Tuesday, November 2, 2010
Howard Hughes Flies Spruce Goose 1947
The Hughes H-4 Hercules (registration NX37602) ("Spruce Goose") was a prototype heavy transport aircraft designed and built by the Hughes Aircraft company. The aircraft made its only flight on November 2, 1947. Built from wood because of wartime raw material restrictions on the use of aluminum, it was nicknamed the "Spruce Goose" by its critics. The Hercules is the largest flying boat ever built, and has the largest wingspan of any aircraft in history. It survives in good condition at the Evergreen Aviation Museum in McMinnville, Oregon, USA.
Despite its nickname, the H-4 was built almost entirely of birch, rather than spruce. The plywood-and-resin "Duramold" process, a form of composite technology, was used in the laminated wood construction, which was considered a technological tour de force. The aircraft was not finished in time for use in World War II and never advanced beyond the single prototype produced.
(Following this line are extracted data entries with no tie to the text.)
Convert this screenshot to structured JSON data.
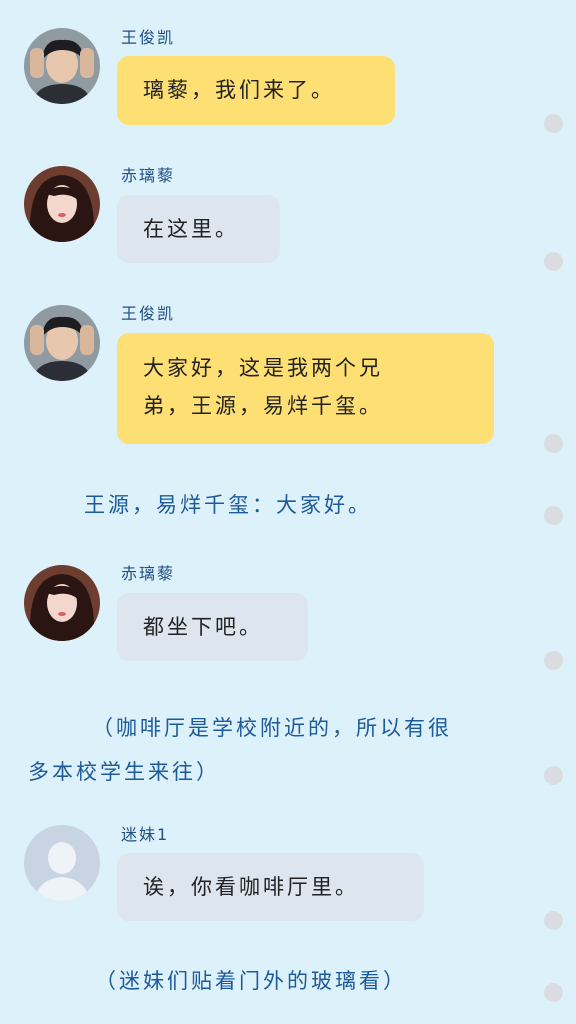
{
  "messages": [
    {
      "name": "王俊凯",
      "text": "璃藜，我们来了。",
      "avatar": "male-avatar"
    },
    {
      "name": "赤璃藜",
      "text": "在这里。",
      "avatar": "female-avatar"
    },
    {
      "name": "王俊凯",
      "text_line1": "大家好，这是我两个兄",
      "text_line2": "弟，王源，易烊千玺。",
      "avatar": "male-avatar"
    },
    {
      "name": "赤璃藜",
      "text": "都坐下吧。",
      "avatar": "female-avatar"
    },
    {
      "name": "迷妹1",
      "text": "诶，你看咖啡厅里。",
      "avatar": "default-avatar"
    }
  ],
  "narration": {
    "greeting": "王源，易烊千玺：大家好。",
    "cafe_line1": "（咖啡厅是学校附近的，所以有很",
    "cafe_line2": "多本校学生来往）",
    "window": "（迷妹们贴着门外的玻璃看）"
  },
  "colors": {
    "background": "#ddf1fa",
    "bubble_yellow": "#fedf74",
    "bubble_gray": "#dde6ee",
    "name": "#1f4f83",
    "narration": "#1c5a9a"
  }
}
During a break in the Senate hearings, Hughes returned to California to run taxi tests on the H-4. On November 2, 1947, the taxi tests were begun with Hughes at the controls. His crew included Dave Grant as co-pilot, and two flight engineers, 16 mechanics and two other flight crew. In addition, the H-4 carried seven invited guests from the press corps plus an additional seven industry representatives, for a total of 32 on board.
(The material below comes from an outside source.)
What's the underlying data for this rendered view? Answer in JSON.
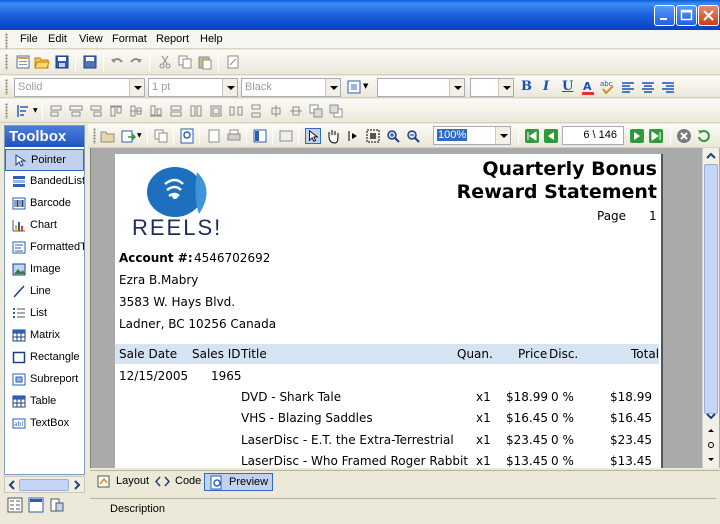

After the first two taxi runs, four reporters left to file stories, but the remaining press stayed for the final test run of the day. After picking up speed on the channel facing Cabrillo Beach near Long Beach, the Hercules lifted off, remaining airborne 70 ft (21 m) off the water at a speed of 135 miles per hour (217 km/h) for around a mile (1.6 km). At this altitude, the aircraft was still experiencing ground effect. The aircraft never flew again. Its lifting capacity and ceiling were never tested. A full-time crew of 300 workers, all sworn to secrecy, maintained the plane in flying condition in a climate-controlled hangar. The crew was reduced to 50 workers in 1962, and then disbanded after Hughes' death in 1976.